Department of Infectious Diseases, Peking Union Medical College Hospital, Peking Union Medical College and Chinese Academy of Medical Sciences, Beijing, China.
Tsinghua-Peking Center for Life Sciences, Beijing, China.
Aging (Albany NY). 2022 Dec 9;14(23):9647-9667. doi: 10.18632/aging.204416.
The extent of immune reconstitution in human immunodeficiency virus (HIV) infected persons receiving long-term antiretroviral therapy (ART) with controlled viral load has been controversial. We studied the extent and speed of T cell subsets retrieval after long-term antiretroviral treatment.

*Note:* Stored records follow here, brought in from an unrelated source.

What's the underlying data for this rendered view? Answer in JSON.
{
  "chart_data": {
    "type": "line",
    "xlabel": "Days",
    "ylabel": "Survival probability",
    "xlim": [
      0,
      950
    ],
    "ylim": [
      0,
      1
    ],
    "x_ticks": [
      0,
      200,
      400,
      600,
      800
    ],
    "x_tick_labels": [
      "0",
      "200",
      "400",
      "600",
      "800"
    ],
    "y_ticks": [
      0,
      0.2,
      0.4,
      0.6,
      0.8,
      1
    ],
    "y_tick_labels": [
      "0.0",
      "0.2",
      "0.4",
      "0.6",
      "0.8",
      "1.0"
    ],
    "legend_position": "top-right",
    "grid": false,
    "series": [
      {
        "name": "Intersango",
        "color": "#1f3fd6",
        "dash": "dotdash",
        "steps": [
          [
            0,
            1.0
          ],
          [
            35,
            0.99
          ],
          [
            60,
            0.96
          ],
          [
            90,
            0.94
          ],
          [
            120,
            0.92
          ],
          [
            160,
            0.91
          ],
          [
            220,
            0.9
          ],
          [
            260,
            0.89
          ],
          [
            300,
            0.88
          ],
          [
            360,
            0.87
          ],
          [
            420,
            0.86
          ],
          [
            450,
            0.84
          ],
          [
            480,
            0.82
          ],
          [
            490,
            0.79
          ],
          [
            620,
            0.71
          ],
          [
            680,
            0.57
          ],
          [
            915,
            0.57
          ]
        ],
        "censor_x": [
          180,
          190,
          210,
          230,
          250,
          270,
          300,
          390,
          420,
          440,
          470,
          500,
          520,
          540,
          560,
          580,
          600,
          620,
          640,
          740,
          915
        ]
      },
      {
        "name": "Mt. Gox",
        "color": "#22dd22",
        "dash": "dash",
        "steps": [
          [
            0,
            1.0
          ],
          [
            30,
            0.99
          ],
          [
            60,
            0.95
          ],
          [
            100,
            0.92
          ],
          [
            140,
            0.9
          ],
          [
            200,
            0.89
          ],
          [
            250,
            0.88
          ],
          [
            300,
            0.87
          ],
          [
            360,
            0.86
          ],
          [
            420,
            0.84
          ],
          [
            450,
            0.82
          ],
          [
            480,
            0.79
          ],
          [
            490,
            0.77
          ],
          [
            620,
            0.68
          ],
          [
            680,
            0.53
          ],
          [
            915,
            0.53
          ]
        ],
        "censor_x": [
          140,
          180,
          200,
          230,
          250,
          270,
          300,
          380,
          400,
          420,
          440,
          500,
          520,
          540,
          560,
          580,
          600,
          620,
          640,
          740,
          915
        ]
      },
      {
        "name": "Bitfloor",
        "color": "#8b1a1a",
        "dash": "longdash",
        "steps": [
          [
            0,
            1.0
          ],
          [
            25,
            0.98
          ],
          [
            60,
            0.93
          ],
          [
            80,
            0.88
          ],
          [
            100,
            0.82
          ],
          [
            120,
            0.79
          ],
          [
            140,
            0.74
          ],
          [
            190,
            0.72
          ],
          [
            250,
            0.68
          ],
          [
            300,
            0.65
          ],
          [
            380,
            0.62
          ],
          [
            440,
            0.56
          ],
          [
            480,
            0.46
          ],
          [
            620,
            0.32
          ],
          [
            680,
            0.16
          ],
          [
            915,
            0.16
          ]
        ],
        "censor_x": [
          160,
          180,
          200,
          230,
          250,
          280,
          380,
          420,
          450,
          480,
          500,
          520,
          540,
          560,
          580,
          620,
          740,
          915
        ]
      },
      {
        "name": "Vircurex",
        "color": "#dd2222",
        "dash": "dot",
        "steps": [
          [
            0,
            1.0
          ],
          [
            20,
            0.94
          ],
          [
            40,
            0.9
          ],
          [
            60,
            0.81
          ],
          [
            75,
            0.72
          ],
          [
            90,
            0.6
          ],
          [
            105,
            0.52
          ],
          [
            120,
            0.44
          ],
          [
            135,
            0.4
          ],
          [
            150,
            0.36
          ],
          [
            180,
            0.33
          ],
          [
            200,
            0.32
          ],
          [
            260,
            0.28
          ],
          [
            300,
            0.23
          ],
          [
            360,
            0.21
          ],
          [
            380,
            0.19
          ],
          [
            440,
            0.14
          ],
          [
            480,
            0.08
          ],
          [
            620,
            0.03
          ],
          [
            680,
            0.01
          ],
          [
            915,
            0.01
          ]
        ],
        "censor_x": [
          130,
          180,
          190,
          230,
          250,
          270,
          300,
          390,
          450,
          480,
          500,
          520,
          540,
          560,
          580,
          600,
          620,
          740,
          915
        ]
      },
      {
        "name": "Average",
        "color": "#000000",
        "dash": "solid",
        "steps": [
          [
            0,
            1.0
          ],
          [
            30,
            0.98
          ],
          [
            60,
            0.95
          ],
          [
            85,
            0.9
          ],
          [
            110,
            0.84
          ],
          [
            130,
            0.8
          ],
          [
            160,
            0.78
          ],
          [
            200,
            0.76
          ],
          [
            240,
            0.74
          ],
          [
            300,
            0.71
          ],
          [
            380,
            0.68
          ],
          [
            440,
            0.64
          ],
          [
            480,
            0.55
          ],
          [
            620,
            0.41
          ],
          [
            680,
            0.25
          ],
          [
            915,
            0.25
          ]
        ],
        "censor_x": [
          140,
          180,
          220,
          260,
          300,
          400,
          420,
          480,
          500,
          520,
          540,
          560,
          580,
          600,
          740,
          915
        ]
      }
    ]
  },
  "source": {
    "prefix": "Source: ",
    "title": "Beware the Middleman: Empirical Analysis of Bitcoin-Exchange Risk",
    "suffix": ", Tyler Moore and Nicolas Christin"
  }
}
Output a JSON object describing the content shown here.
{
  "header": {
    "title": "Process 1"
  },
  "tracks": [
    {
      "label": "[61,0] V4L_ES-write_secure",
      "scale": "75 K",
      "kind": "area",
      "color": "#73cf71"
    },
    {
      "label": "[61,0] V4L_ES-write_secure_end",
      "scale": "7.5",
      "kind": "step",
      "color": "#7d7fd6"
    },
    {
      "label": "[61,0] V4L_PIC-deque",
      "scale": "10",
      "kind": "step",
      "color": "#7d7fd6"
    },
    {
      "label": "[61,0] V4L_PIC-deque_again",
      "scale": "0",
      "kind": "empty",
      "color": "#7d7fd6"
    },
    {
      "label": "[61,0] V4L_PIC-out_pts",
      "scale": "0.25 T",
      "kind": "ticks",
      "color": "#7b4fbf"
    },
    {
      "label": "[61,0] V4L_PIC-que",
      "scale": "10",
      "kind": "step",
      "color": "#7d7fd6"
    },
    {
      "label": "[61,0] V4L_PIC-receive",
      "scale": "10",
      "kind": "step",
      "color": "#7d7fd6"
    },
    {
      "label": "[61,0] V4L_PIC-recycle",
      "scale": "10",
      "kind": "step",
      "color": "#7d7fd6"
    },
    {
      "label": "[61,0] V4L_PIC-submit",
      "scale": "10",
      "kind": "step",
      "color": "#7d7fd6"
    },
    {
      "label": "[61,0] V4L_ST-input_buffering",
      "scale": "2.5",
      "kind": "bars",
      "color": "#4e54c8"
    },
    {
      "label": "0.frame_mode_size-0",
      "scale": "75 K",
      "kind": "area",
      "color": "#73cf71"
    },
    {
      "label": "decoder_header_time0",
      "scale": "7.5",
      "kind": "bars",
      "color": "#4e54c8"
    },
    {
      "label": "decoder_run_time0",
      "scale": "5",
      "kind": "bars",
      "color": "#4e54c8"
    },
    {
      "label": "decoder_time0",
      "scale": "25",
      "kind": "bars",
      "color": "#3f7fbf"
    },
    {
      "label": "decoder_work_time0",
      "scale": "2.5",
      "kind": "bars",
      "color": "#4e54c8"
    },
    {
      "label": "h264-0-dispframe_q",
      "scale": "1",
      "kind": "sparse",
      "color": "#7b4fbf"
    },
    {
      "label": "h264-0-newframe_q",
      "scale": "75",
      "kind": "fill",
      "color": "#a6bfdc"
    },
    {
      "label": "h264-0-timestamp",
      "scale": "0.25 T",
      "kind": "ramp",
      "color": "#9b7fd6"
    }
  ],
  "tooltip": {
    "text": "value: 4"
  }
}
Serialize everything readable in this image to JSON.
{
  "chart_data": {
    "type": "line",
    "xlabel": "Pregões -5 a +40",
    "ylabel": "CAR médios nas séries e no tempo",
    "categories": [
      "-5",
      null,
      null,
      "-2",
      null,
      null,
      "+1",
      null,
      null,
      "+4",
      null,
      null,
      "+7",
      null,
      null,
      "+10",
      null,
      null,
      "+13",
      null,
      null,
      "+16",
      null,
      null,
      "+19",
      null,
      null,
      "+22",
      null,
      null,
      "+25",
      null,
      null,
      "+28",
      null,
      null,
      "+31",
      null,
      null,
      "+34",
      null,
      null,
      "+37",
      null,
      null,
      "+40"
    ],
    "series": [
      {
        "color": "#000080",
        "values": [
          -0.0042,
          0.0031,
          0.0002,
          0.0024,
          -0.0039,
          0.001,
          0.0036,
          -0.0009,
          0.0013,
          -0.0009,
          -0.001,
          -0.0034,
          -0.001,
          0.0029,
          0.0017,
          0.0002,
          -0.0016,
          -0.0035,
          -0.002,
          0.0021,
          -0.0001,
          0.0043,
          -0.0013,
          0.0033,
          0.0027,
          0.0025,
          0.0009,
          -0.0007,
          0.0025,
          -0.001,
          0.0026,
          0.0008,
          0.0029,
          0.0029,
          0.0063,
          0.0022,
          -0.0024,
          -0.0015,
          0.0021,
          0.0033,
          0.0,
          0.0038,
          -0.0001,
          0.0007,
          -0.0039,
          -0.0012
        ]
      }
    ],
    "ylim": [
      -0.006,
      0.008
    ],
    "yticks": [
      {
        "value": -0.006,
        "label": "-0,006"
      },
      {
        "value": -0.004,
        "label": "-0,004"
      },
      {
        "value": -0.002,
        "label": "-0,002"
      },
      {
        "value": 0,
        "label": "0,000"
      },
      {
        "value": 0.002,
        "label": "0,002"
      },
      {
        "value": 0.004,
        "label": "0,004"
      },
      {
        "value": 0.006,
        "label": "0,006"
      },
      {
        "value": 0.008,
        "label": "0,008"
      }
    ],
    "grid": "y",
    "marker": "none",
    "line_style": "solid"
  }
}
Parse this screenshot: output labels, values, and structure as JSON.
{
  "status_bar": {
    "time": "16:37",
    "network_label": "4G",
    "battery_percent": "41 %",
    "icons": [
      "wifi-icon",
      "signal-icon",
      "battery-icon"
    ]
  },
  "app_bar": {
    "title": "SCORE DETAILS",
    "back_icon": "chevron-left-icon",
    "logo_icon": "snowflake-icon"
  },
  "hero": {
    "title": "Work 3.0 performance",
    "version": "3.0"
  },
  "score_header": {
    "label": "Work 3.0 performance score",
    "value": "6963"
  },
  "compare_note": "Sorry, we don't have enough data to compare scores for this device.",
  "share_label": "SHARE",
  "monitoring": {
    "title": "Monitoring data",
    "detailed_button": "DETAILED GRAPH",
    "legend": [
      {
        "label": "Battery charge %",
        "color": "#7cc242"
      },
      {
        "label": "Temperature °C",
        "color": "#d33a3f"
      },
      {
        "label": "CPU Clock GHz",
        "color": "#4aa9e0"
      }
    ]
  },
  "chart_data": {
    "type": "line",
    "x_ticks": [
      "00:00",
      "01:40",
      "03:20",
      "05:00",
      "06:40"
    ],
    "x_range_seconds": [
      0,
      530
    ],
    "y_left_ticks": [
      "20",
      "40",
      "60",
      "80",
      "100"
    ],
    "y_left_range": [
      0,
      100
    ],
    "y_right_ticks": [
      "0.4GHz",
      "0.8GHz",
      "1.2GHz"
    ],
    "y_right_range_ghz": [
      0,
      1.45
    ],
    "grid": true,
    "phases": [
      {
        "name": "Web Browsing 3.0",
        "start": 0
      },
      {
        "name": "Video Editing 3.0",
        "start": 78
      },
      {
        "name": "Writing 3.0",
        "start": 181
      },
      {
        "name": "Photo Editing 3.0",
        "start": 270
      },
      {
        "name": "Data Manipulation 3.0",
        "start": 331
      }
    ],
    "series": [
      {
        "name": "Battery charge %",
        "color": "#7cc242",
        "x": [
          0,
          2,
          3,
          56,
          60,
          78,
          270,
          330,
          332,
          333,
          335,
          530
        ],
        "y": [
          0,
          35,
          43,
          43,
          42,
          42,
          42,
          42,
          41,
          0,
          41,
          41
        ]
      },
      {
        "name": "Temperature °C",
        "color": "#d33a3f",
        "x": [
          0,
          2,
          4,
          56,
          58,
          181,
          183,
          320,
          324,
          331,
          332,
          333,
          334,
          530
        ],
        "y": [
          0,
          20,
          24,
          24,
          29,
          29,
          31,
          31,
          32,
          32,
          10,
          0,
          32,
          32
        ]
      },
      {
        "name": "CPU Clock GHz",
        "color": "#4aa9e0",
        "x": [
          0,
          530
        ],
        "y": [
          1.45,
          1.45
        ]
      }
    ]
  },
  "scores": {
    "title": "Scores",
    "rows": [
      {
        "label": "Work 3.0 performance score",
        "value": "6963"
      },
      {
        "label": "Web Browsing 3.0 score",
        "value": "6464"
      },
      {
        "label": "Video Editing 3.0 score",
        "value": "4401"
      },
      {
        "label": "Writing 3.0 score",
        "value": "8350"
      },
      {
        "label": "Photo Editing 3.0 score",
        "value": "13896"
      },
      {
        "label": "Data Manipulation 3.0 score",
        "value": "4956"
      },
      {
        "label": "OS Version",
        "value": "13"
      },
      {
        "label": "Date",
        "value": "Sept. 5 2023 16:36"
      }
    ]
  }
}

662 HIV-infected patients followed at least 2 years whose plasma HIV-1 RNA load <50 copies/mL were evaluated for longitudinal and functional phenotypic indices of immune restoration. Determinants of change in magnitude and importance of recovery have been evaluated using mixed linear regression models.
Almost all robust immune restorations achieved occurred after 2-3 years of ART. The median CD4 lymphocyte count increased 449 cells/μl (IQR 303-604) from 226 cells/μl (IQR 83-336) at baseline during the third year ( < 0.001); CD4+T lymphocyte rises during the sixth and tenth years were not significant. Naive and memory CD4+T cells'reconstitution occurred in the sixth and eighth years of ART but no significant change thereafter. The change of CD45RA+Naïve and CD45RA-memory CD4+T cell reconstitution is different in baseline CD4+T cell counts <100 cells/μl group and in baseline CD4+T cell counts >100 cells/μl group. Activation antigen expression (CD38 or HLA-DR) on CD8 lymphocytes declined mostly during the first till second year, and after 4 years, activation antigen expression on patient lymphocytes showed no significant change. The proportion of CD4 cells expressing CD28 climbed during the first years and reached normal levels in the second year.
Immune restoration was dependent on the capacity of immune system during the first 2-3 year of ART. But the significant change of CD4 and compartments of CD4+T cells could persist until 6-8 years. The pattern of CD38+CD8+, HLA-DR+CD8+, CD28+CD4+ T cells could quickly return to normal level and no significant change after sufficient time of ART. In general, the immune response compared to the baseline status may be the overall effect from the age and time of antiretroviral treatment.
在接受长期抗逆转录病毒治疗(ART)且病毒载量得到控制的人类免疫缺陷病毒(HIV)感染者中,免疫重建的程度一直存在争议。我们研究了长期抗逆转录病毒治疗后 T 细胞亚群恢复的程度和速度。
评估了 662 名至少接受了 2 年随访的 HIV 感染者的纵向和免疫恢复功能表型指标,这些患者的血浆 HIV-1 RNA 载量 <50 拷贝/ml。使用混合线性回归模型评估了变化幅度和恢复重要性的决定因素。
几乎所有实现的强大免疫恢复都发生在 ART 治疗 2-3 年后。在第 3 年,CD4 淋巴细胞计数中位数从基线时的 226 个/μl(83-336)增加了 449 个/μl(303-604)(<0.001);在第 6 和第 10 年,CD4+T 淋巴细胞的增加并不显著。在 ART 的第 6 年和第 8 年,幼稚和记忆 CD4+T 细胞得到重建,但此后没有显著变化。在基线 CD4+T 细胞计数 <100 个/μl 组和基线 CD4+T 细胞计数 >100 个/μl 组中,CD45RA+幼稚和 CD45RA-记忆 CD4+T 细胞重建的变化不同。CD8 淋巴细胞上的激活抗原表达(CD38 或 HLA-DR)主要在第 1 年到第 2 年下降,4 年后,患者淋巴细胞上的激活抗原表达没有明显变化。CD4 细胞上表达 CD28 的比例在第 1 年上升,第 2 年达到正常水平。
免疫重建依赖于 ART 治疗的前 2-3 年内免疫系统的能力。但 CD4 和 CD4+T 细胞的重要变化可能会持续到 6-8 年。CD38+CD8+、HLA-DR+CD8+、CD28+CD4+T 细胞的模式可以快速恢复到正常水平,并且在充分的 ART 治疗后没有明显变化。总的来说,与基线状态相比,免疫反应可能是抗逆转录病毒治疗的年龄和时间的综合效应。